Какое-то время Грей молчал. Потом он набрал побольше воздуха и со свистом выдохнул, изобразив тяжкий вздох.
Что ж, Преподобный, приходится отдать тебе должное, — произнес он угрюмо, — ибо то, чего ты добивался, если ты и впрямь хотел устроить бойню, ты выполнил и в деле своем весьма преуспел. Ну, до известного предела, конечно. Полагаю, даже ты толком не знаешь, каковы истинные цифры потерь, тем более бегал до сих пор, прятался. Но за те три дня и три ночи, что длились твои бесчинства, ты ухитрился существенно ускорить переход в мир иной пятидесяти пяти белым, не считая еще человек двадцати, получивших ранения и увечья и, что называется, выведенных, как говорят французы, hors de combat[23] по гроб жизни. К тому же один Бог знает, сколько бедных душ исковеркано горем и ужасными воспоминаниями так, что им до смерти не оправиться. Нет, — продолжал он, отламывая темный ком от плитки жевательного табака, — нет, надо отдать тебе должное, во многих отношениях ты поработал крепко. Мечом, топором и ружьем ты такую просеку проложил в нашем округе — ее надолго запомнят. Ты правильно говоришь, действительно ты чуть не вошел со своим войском в этот город. Вдобавок — впрочем, это я тебе уже говорил — ты на весь Юг нагнал страху, у всех аж поджилки трясутся. Такого ни одному ниггеру не удавалось.
На это у меня ответа не нашлось.
Н-да, успех тебе сопутствовал, что верно, то верно. До известного предела. Уверяю тебя, — он ткнул в меня испачканным в табаке желтым пальцем, — именно что до предела. Потому что, строго говоря, Преподобный, по самому большому счету, ты с начала и до конца был обречен на провал, в действительности ничего, кроме фиаско, тебе не светило. Правильно? Потому что, как ты сам мне вчера рассказал, ни одной из больших подвижек, которые ты ожидал спровоцировать своим бунтом, просто не произошло. Правильно? Все какая-то мелкая ерунда, которую даже если в кучу собрать, и то она выеденного яйца не будет стоить. Правильно?

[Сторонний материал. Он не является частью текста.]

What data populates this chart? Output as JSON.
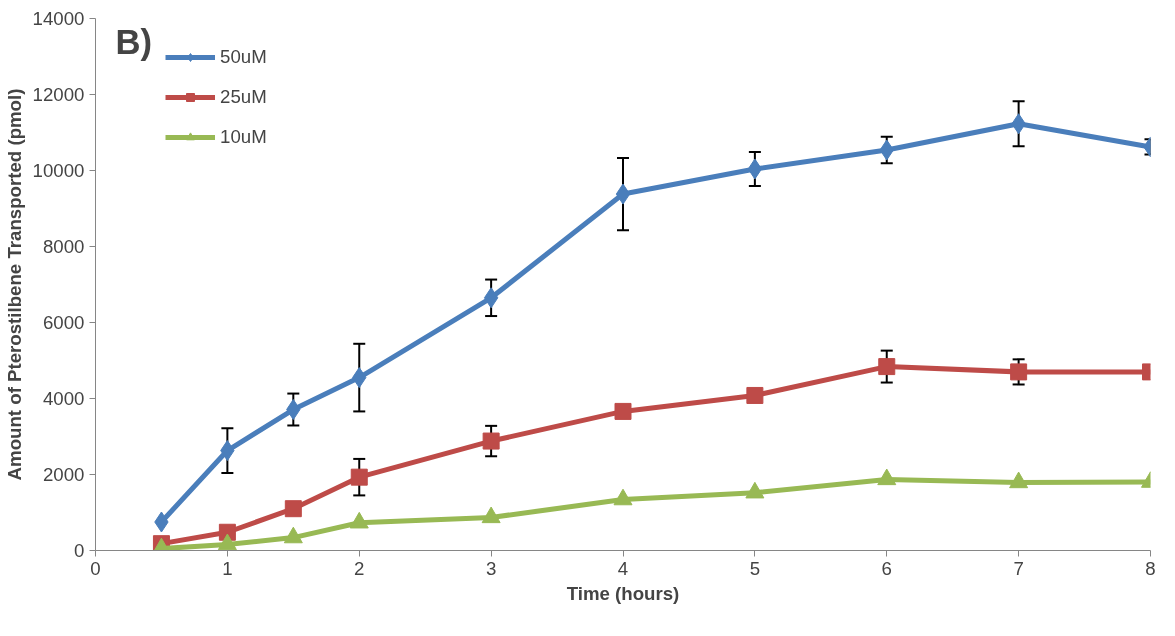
{
  "chart_data": {
    "type": "line",
    "annotations": [
      "B)"
    ],
    "xlabel": "Time (hours)",
    "ylabel": "Amount of Pterostilbene Transported (pmol)",
    "x": [
      0.5,
      1,
      1.5,
      2,
      3,
      4,
      5,
      6,
      7,
      8
    ],
    "series": [
      {
        "name": "50uM",
        "color": "#4a7ebb",
        "marker": "diamond",
        "values": [
          750,
          2630,
          3710,
          4550,
          6650,
          9380,
          10040,
          10540,
          11230,
          10620
        ],
        "errors": [
          null,
          590,
          420,
          890,
          480,
          950,
          450,
          350,
          590,
          200
        ]
      },
      {
        "name": "25uM",
        "color": "#be4b48",
        "marker": "square",
        "values": [
          180,
          480,
          1100,
          1930,
          2880,
          3660,
          4080,
          4840,
          4700,
          4700
        ],
        "errors": [
          null,
          null,
          null,
          480,
          400,
          null,
          null,
          420,
          330,
          null
        ]
      },
      {
        "name": "10uM",
        "color": "#98b954",
        "marker": "triangle",
        "values": [
          50,
          160,
          340,
          730,
          870,
          1340,
          1520,
          1870,
          1790,
          1800
        ],
        "errors": [
          null,
          null,
          null,
          null,
          null,
          null,
          null,
          null,
          null,
          null
        ]
      }
    ],
    "xlim": [
      0,
      8
    ],
    "xticks": [
      0,
      1,
      2,
      3,
      4,
      5,
      6,
      7,
      8
    ],
    "ylim": [
      0,
      14000
    ],
    "yticks": [
      0,
      2000,
      4000,
      6000,
      8000,
      10000,
      12000,
      14000
    ],
    "grid": false,
    "legend": "top left",
    "line_style": "solid"
  }
}
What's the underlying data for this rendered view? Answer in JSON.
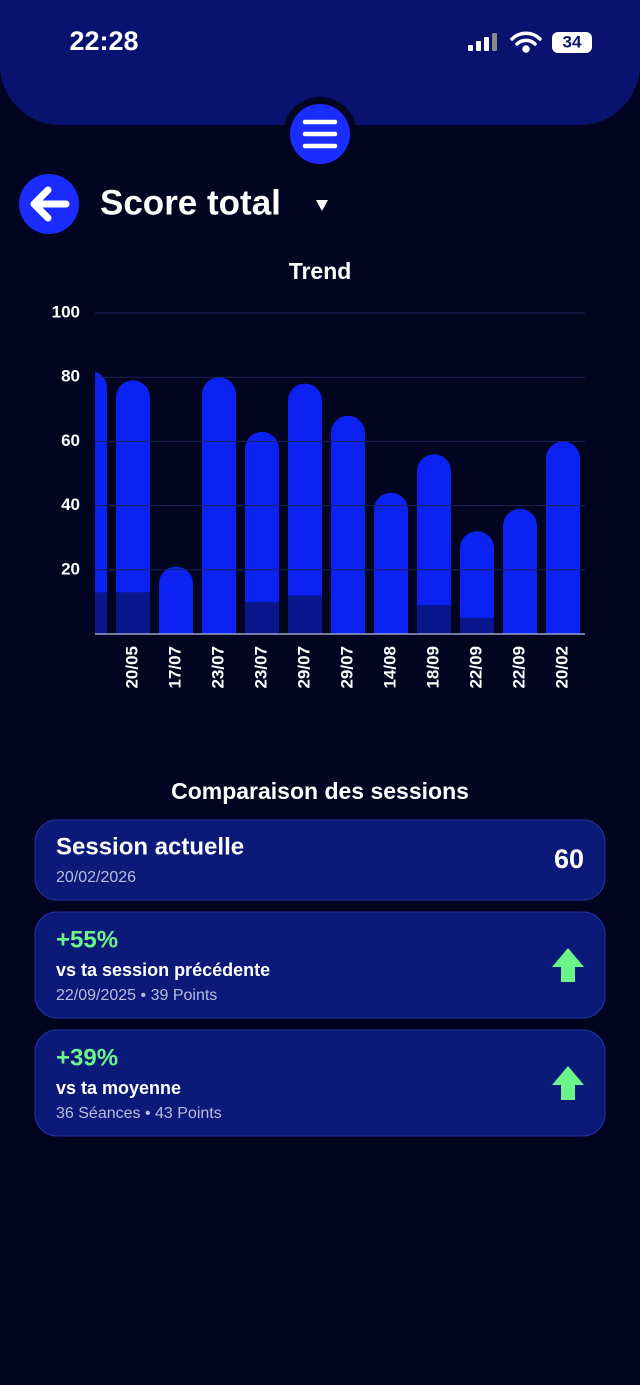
{
  "status_bar": {
    "time": "22:28",
    "battery": "34"
  },
  "header": {
    "title": "Score total"
  },
  "chart_data": {
    "type": "bar",
    "title": "Trend",
    "categories": [
      null,
      "20/05",
      "17/07",
      "23/07",
      "23/07",
      "29/07",
      "29/07",
      "14/08",
      "18/09",
      "22/09",
      "22/09",
      "20/02"
    ],
    "series": [
      {
        "color": "#0c22f2",
        "values": [
          82,
          79,
          21,
          80,
          63,
          78,
          68,
          44,
          56,
          32,
          39,
          60
        ]
      },
      {
        "color": "#0a168c",
        "values": [
          13,
          13,
          0,
          0,
          10,
          12,
          0,
          0,
          9,
          5,
          0,
          0
        ]
      }
    ],
    "ylim": [
      0,
      100
    ],
    "yticks": [
      20,
      40,
      60,
      80,
      100
    ],
    "grid": true
  },
  "comparison": {
    "title": "Comparaison des sessions",
    "current": {
      "title": "Session actuelle",
      "date": "20/02/2026",
      "value": 60
    },
    "cards": [
      {
        "change": "+55%",
        "label": "vs ta session précédente",
        "details": "22/09/2025 • 39 Points"
      },
      {
        "change": "+39%",
        "label": "vs ta moyenne",
        "details": "36 Séances • 43 Points"
      }
    ]
  }
}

Трясясь от холода, я глядел вниз, между колен, на дощатый пол, где холодное железо лежало звеньями, будто ржавая якорная цепь, уходящая в мутные промозглые глубины. Внезапно я ощутил приближение собственной смерти, по коже головы пробежали мурашки, и я обдумал это ощущение с ужасом, смешанным с нетерпением. Мои руки тряслись, кости болели, и голос Грея доносился до меня, словно через поле — зимнее, неоглядное, занесенное снегом.